## Line Chart: Training Performance Comparison
### Overview
The image presents two line charts comparing the training performance of different loss functions on two datasets: S2ORC and Full Data. The performance metric is Average nDCG@10, plotted against Training Steps. Each chart displays three loss functions: $\mathcal{L}_{distill}$, $\mathcal{L}^{q \rightarrow d}_{NCE}$, and $\mathcal{L}_{score}$.
### Components/Axes
* **X-axis:** Training Steps (ranging from 0 to approximately 10,000)
* **Y-axis:** Average nDCG@10 (ranging from 0.0 to 0.6)
* **Left Chart Title:** S2ORC
* **Right Chart Title:** Full Data
* **Legend:** Located on the bottom-right of the image.
* Blue Line: $\mathcal{L}_{distill}$ (Distillation Loss)
* Green Line: $\mathcal{L}^{q \rightarrow d}_{NCE}$ (NCE Loss)
* Orange Line: $\mathcal{L}_{score}$ (Score Loss)
### Detailed Analysis or Content Details
**S2ORC Chart (Left):**
* **$\mathcal{L}_{distill}$ (Blue Line):** Starts at approximately 0.42, increases rapidly to around 0.54 by 2000 training steps, then plateaus around 0.55-0.57 for the remainder of the training.

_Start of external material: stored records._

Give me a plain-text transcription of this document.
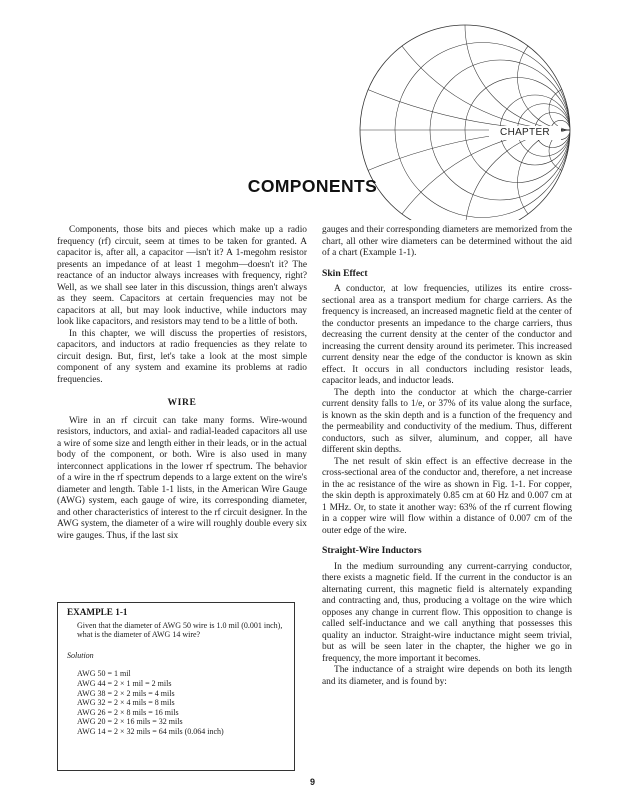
CHAPTER
COMPONENTS

Components, those bits and pieces which make up a radio frequency (rf) circuit, seem at times to be taken for granted. A capacitor is, after all, a capacitor —isn't it? A 1-megohm resistor presents an impedance of at least 1 megohm—doesn't it? The reactance of an inductor always increases with frequency, right? Well, as we shall see later in this discussion, things aren't always as they seem. Capacitors at certain frequencies may not be capacitors at all, but may look inductive, while inductors may look like capacitors, and resistors may tend to be a little of both.

In this chapter, we will discuss the properties of resistors, capacitors, and inductors at radio frequencies as they relate to circuit design. But, first, let's take a look at the most simple component of any system and examine its problems at radio frequencies.

WIRE

Wire in an rf circuit can take many forms. Wire-wound resistors, inductors, and axial- and radial-leaded capacitors all use a wire of some size and length either in their leads, or in the actual body of the component, or both. Wire is also used in many interconnect applications in the lower rf spectrum. The behavior of a wire in the rf spectrum depends to a large extent on the wire's diameter and length. Table 1-1 lists, in the American Wire Gauge (AWG) system, each gauge of wire, its corresponding diameter, and other characteristics of interest to the rf circuit designer. In the AWG system, the diameter of a wire will roughly double every six wire gauges. Thus, if the last six

EXAMPLE 1-1
Given that the diameter of AWG 50 wire is 1.0 mil (0.001 inch), what is the diameter of AWG 14 wire?
Solution
AWG 50 = 1 mil
AWG 44 = 2 × 1 mil = 2 mils
AWG 38 = 2 × 2 mils = 4 mils
AWG 32 = 2 × 4 mils = 8 mils
AWG 26 = 2 × 8 mils = 16 mils
AWG 20 = 2 × 16 mils = 32 mils
AWG 14 = 2 × 32 mils = 64 mils (0.064 inch)

gauges and their corresponding diameters are memorized from the chart, all other wire diameters can be determined without the aid of a chart (Example 1-1).

Skin Effect

A conductor, at low frequencies, utilizes its entire cross-sectional area as a transport medium for charge carriers. As the frequency is increased, an increased magnetic field at the center of the conductor presents an impedance to the charge carriers, thus decreasing the current density at the center of the conductor and increasing the current density around its perimeter. This increased current density near the edge of the conductor is known as skin effect. It occurs in all conductors including resistor leads, capacitor leads, and inductor leads.

The depth into the conductor at which the charge-carrier current density falls to 1/e, or 37% of its value along the surface, is known as the skin depth and is a function of the frequency and the permeability and conductivity of the medium. Thus, different conductors, such as silver, aluminum, and copper, all have different skin depths.

The net result of skin effect is an effective decrease in the cross-sectional area of the conductor and, therefore, a net increase in the ac resistance of the wire as shown in Fig. 1-1. For copper, the skin depth is approximately 0.85 cm at 60 Hz and 0.007 cm at 1 MHz. Or, to state it another way: 63% of the rf current flowing in a copper wire will flow within a distance of 0.007 cm of the outer edge of the wire.

Straight-Wire Inductors

In the medium surrounding any current-carrying conductor, there exists a magnetic field. If the current in the conductor is an alternating current, this magnetic field is alternately expanding and contracting and, thus, producing a voltage on the wire which opposes any change in current flow. This opposition to change is called self-inductance and we call anything that possesses this quality an inductor. Straight-wire inductance might seem trivial, but as will be seen later in the chapter, the higher we go in frequency, the more important it becomes.

The inductance of a straight wire depends on both its length and its diameter, and is found by:

9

* **$\mathcal{L}^{q \rightarrow d}_{NCE}$ (Green Line):** Begins at approximately 0.41, increases to around 0.48 by 2000 training steps, then fluctuates between 0.45 and 0.49, showing a slight downward trend after 8000 steps.
* **$\mathcal{L}_{score}$ (Orange Line):** Starts at approximately 0.45, increases to around 0.52 by 2000 training steps, then plateaus around 0.52-0.54 for the remainder of the training.
**Full Data Chart (Right):**
* **$\mathcal{L}_{distill}$ (Blue Line):** Starts at approximately 0.38, increases rapidly to around 0.56 by 2000 training steps, then plateaus around 0.57-0.60 for the remainder of the training.
* **$\mathcal{L}^{q \rightarrow d}_{NCE}$ (Green Line):** Begins at approximately 0.40, increases to around 0.50 by 2000 training steps, then fluctuates between 0.50 and 0.54, showing a slight upward trend after 8000 steps.
* **$\mathcal{L}_{score}$ (Orange Line):** Starts at approximately 0.42, increases to around 0.53 by 2000 training steps, then plateaus around 0.53-0.56 for the remainder of the training.
### Key Observations
* In both datasets, $\mathcal{L}_{distill}$ consistently achieves the highest Average nDCG@10, indicating superior performance compared to the other loss functions.
* The performance gap between the loss functions appears to be more pronounced in the "Full Data" chart than in the "S2ORC" chart.
* All loss functions exhibit diminishing returns after approximately 2000 training steps, suggesting that further training may not yield significant improvements.
* $\mathcal{L}^{q \rightarrow d}_{NCE}$ shows more fluctuation in performance compared to the other two loss functions, particularly in the S2ORC dataset.
### Interpretation
The charts demonstrate the effectiveness of the distillation loss ($\mathcal{L}_{distill}$) in improving the ranking performance of the model on both the S2ORC and Full Data datasets. The higher nDCG@10 values achieved by $\mathcal{L}_{distill}$ suggest that it is better at learning to rank relevant documents higher than irrelevant ones.
The difference in performance between the two datasets could be attributed to the size and diversity of the data. The "Full Data" dataset likely contains more examples and a wider range of document types, which allows the model to learn more robust ranking functions.
The plateauing of performance after 2000 training steps suggests that the model is approaching its capacity on these datasets. Further improvements may require more complex model architectures, larger datasets, or different training strategies. The fluctuations observed in $\mathcal{L}^{q \rightarrow d}_{NCE}$ could indicate instability during training, potentially due to the specific properties of the NCE loss function or the dataset.